While this JISC-supported project formally ended some time ago this final dataset release is noteworthy because of the license regime that has been applied. One of the goals set by the Cambridge University Library team was to release data derived from WorldCat in a fashion that was compliant with the rights and responsibilities of the cooperative. In that spirit they engaged OCLC in a discussion about the type of license that would be suitable and wondered whether OCLC had a recommendation. We didn’t at the start of the project but by the end we had engaged in enough other conversations and done enough investigation to recommend the Open Data Commons Attribution license with an explicit reference to the community norms embodied in the document WorldCat Rights and Responsibilities for the OCLC Cooperative (WCRR).

It was quite clear to us that many libraries would be engaging in data experiments similar to this Cambridge project and OCLC would be obliged to make a recommendation that could be viewed as a best practice by the members of the cooperative. Whatever recommendation we made needed to be consistent with the expectations of semantic web practitioners both in and out of the library community. That meant a standard license created by a neutral body operating globally that would be both widely used and generally understood. For a variety of reasons we settled on ODC-BY. It is a license that provides for attribution as set out in the WCRR document. Moreover from an intellectual property perspective it reflects the difference between the rights over a database as a whole, such as OCLC claims over WorldCat, and the rights over the contents of a database – the record data in WorldCat for example.

We were very pleased that Cambridge, particularly the project principal, Ed Chamberlain (an arcadia@cambridge Fellow) was willing to work with us to establish a low overhead implementation of the license as part of this final dataset release. OCLC Research and OhioLINK recently released datasets used in the OhioLINK collection and circulation analysis project under the same ODC-BY license. That project and the COMET project effort gave us real-world experience in the license implementation and an opportunity for the policy discussions that will result in a consistent recommendation to OCLC members wanting to honor the community norms expressed in the WCRR.

Ed and the project team, including the indefatigable Hugh Taylor, head of Collection Development and Description at the Cambridge University Library, with whom I’ve worked across many years, produced a project with very interesting results, sensible ongoing commentary and openly shared their experiences as they struggled with the specifics of the data and the vexed nature of library catalog ownership.

It’s worth reading Ed’s COMET blog, particularly the final entry summarizing what he learned and offering advice e.g. “‘Enliven’ linked RDF data”.

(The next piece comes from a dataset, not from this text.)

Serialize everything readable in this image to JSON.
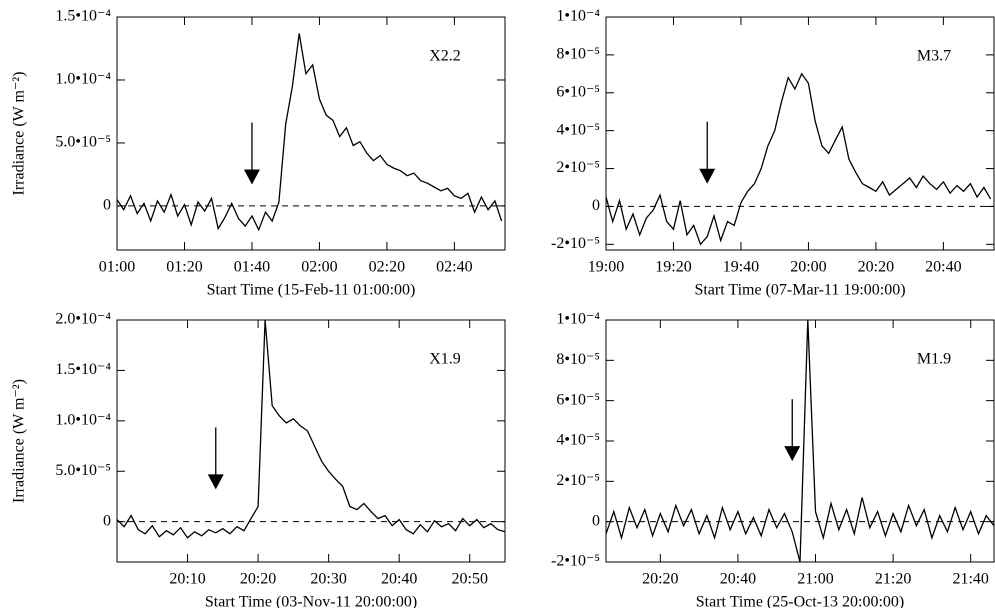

And for those who have not seen it yet, Hugh’s document describing problems inherent in understanding the origin of a MARC-encoded bibliographic record must be read. He made an heroic attempt to sort out the origins of Cambridge records with fascinating results. His analysis makes clear that most large library catalogs were created by collecting and combining whatever ingredients were at hand. And in this hobo stew the profile of rights under contract and license are complex and unclear. I was gratified to see that the conditions surrounding the WorldCat-derived data are quite clear relative to the range of records and vendors from whom they were sourced.

Congratulations to the COMET team. Working with them helped us to understand what kind of advice OCLC members want regarding the release of their catalog data and took us a long way towards a standard recommendation on a responsible and consistent licensing regime for cooperatively-sourced bibliographic data.